S. D. Ghiassian, J. Menche, D. I. Chasman, F. Giulianini, R. Wang, P.Ricchiuto, M. Aikawa, H. Iwata, C. Muller, T. Zeller, A. Sharma, P. Wild, K. Lackner, S. Singh, P. M. Ridker, S. Blankenberg, A.-L. Barabasi, J. Loscalzo.
Scientific Reports
6: 27414, 1-13 (2016).
June 9, 2016


Historically, human diseases have been differentiated and categorized based on the organ system in which they primarily manifest.

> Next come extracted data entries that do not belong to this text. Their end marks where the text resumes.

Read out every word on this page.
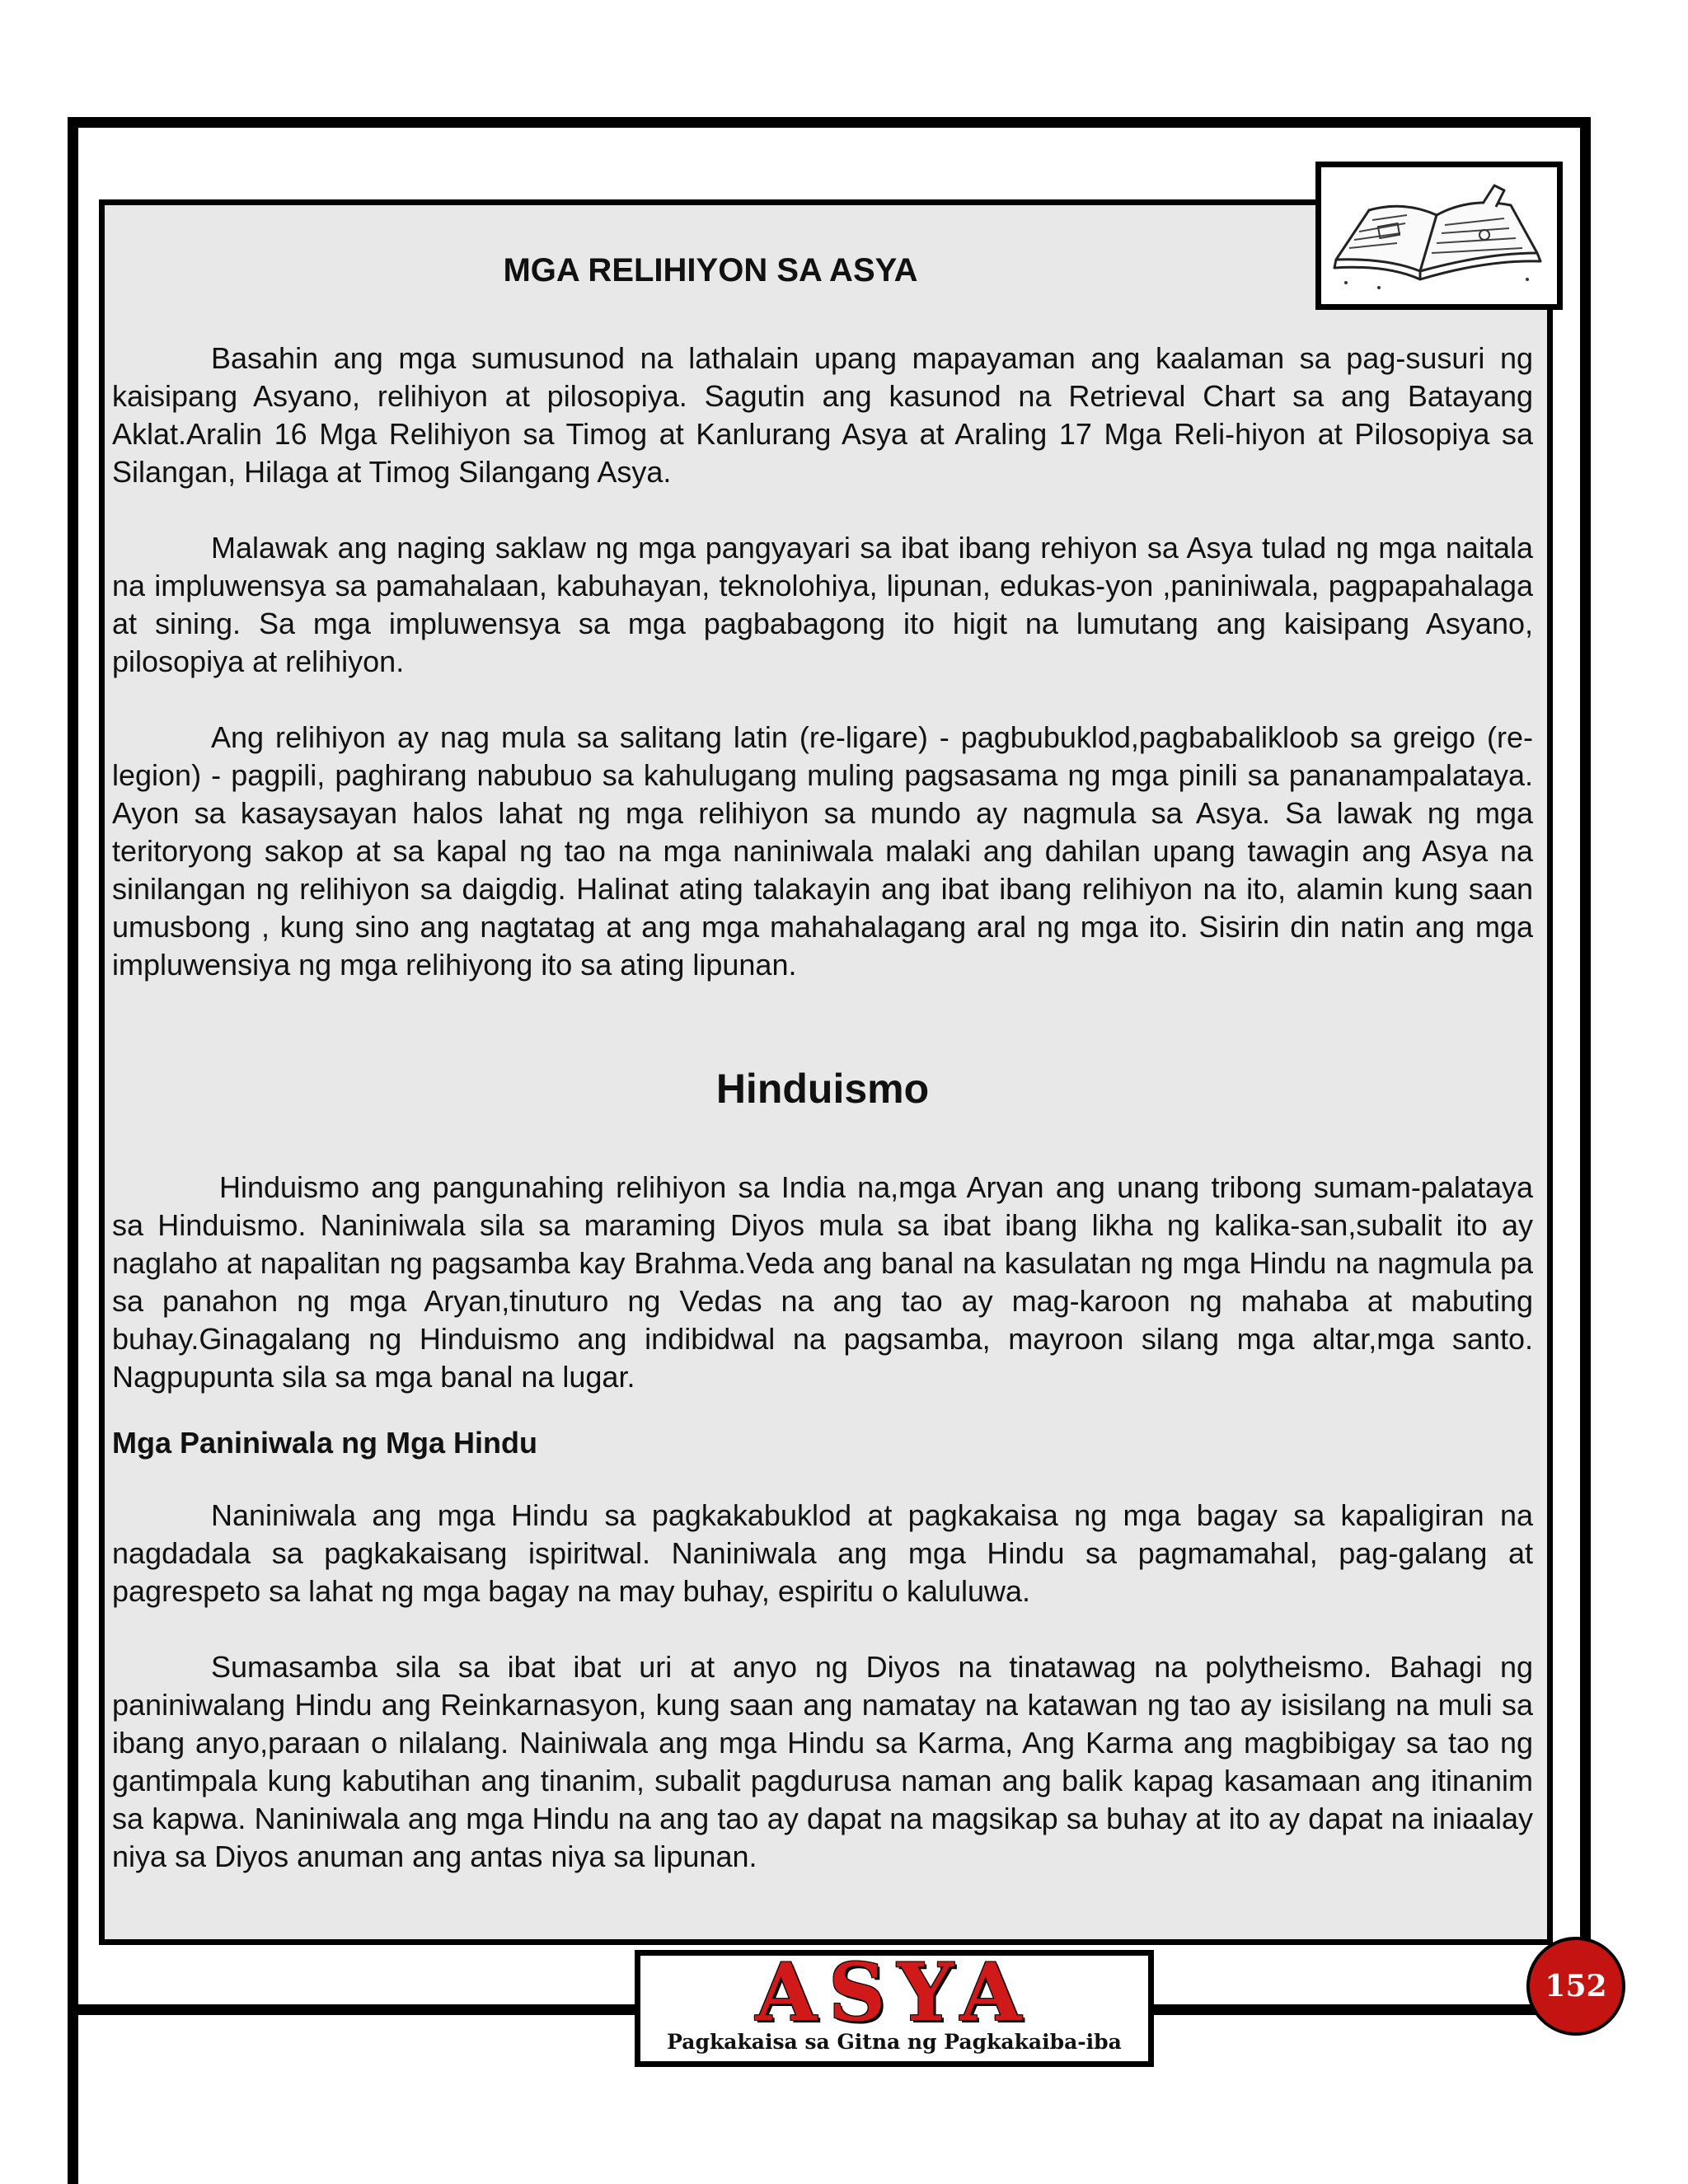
MGA RELIHIYON SA ASYA

Basahin ang mga sumusunod na lathalain upang mapayaman ang kaalaman sa pag-susuri ng kaisipang Asyano, relihiyon at pilosopiya. Sagutin ang kasunod na Retrieval Chart sa ang Batayang Aklat.Aralin 16 Mga Relihiyon sa Timog at Kanlurang Asya at Araling 17 Mga Reli-hiyon at Pilosopiya sa Silangan, Hilaga at Timog Silangang Asya.

Malawak ang naging saklaw ng mga pangyayari sa ibat ibang rehiyon sa Asya tulad ng mga naitala na impluwensya sa pamahalaan, kabuhayan, teknolohiya, lipunan, edukas-yon ,paniniwala, pagpapahalaga at sining. Sa mga impluwensya sa mga pagbabagong ito higit na lumutang ang kaisipang Asyano, pilosopiya at relihiyon.

Ang relihiyon ay nag mula sa salitang latin (re-ligare) - pagbubuklod,pagbabalikloob sa greigo (re-legion) - pagpili, paghirang nabubuo sa kahulugang muling pagsasama ng mga pinili sa pananampalataya. Ayon sa kasaysayan halos lahat ng mga relihiyon sa mundo ay nagmula sa Asya. Sa lawak ng mga teritoryong sakop at sa kapal ng tao na mga naniniwala malaki ang dahilan upang tawagin ang Asya na sinilangan ng relihiyon sa daigdig. Halinat ating talakayin ang ibat ibang relihiyon na ito, alamin kung saan umusbong , kung sino ang nagtatag at ang mga mahahalagang aral ng mga ito. Sisirin din natin ang mga impluwensiya ng mga relihiyong ito sa ating lipunan.

Hinduismo

Hinduismo ang pangunahing relihiyon sa India na,mga Aryan ang unang tribong sumam-palataya sa Hinduismo. Naniniwala sila sa maraming Diyos mula sa ibat ibang likha ng kalika-san,subalit ito ay naglaho at napalitan ng pagsamba kay Brahma.Veda ang banal na kasulatan ng mga Hindu na nagmula pa sa panahon ng mga Aryan,tinuturo ng Vedas na ang tao ay mag-karoon ng mahaba at mabuting buhay.Ginagalang ng Hinduismo ang indibidwal na pagsamba, mayroon silang mga altar,mga santo. Nagpupunta sila sa mga banal na lugar.

Mga Paniniwala ng Mga Hindu

Naniniwala ang mga Hindu sa pagkakabuklod at pagkakaisa ng mga bagay sa kapaligiran na nagdadala sa pagkakaisang ispiritwal. Naniniwala ang mga Hindu sa pagmamahal, pag-galang at pagrespeto sa lahat ng mga bagay na may buhay, espiritu o kaluluwa.

Sumasamba sila sa ibat ibat uri at anyo ng Diyos na tinatawag na polytheismo. Bahagi ng paniniwalang Hindu ang Reinkarnasyon, kung saan ang namatay na katawan ng tao ay isisilang na muli sa ibang anyo,paraan o nilalang. Nainiwala ang mga Hindu sa Karma, Ang Karma ang magbibigay sa tao ng gantimpala kung kabutihan ang tinanim, subalit pagdurusa naman ang balik kapag kasamaan ang itinanim sa kapwa. Naniniwala ang mga Hindu na ang tao ay dapat na magsikap sa buhay at ito ay dapat na iniaalay niya sa Diyos anuman ang antas niya sa lipunan.

ASYA
Pagkakaisa sa Gitna ng Pagkakaiba-iba
152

Recently, an alternative view is emerging  that emphasizes that different diseases often have common underlying  mechanisms and shared intermediate pathophenotypes, or endo(pheno)types. Within this framework, a specific disease's expression is a consequence of  the interplay between the relevant endophenotypes and their local, organ-based environment. Important examples of such endophenotypes are inflammation, fibrosis, and thrombosis and their essential roles in many  developing diseases. In this study, we construct endophenotype network models  and explore their relation to different diseases in general and to cardiovascular diseases in particular. We identify the local neighborhoods  (module) within the interconnected map of molecular components, i.e., the  subnetworks of the human interactome that represent the inflammasome,  thrombosome, and fibrosome. We find that these neighborhoods are highly  overlapping and significantly enriched with disease-associated genes. In  particular they are also enriched with differentially expressed genes linked  to cardiovascular disease (risk). Finally, using proteomic data, we explore  how macrophage activation contributes to our understanding of inflammatory  processes and responses. The results of our analysis show that inflammatory  responses initiate from within the cross-talk of the three identified  endophenotypic modules.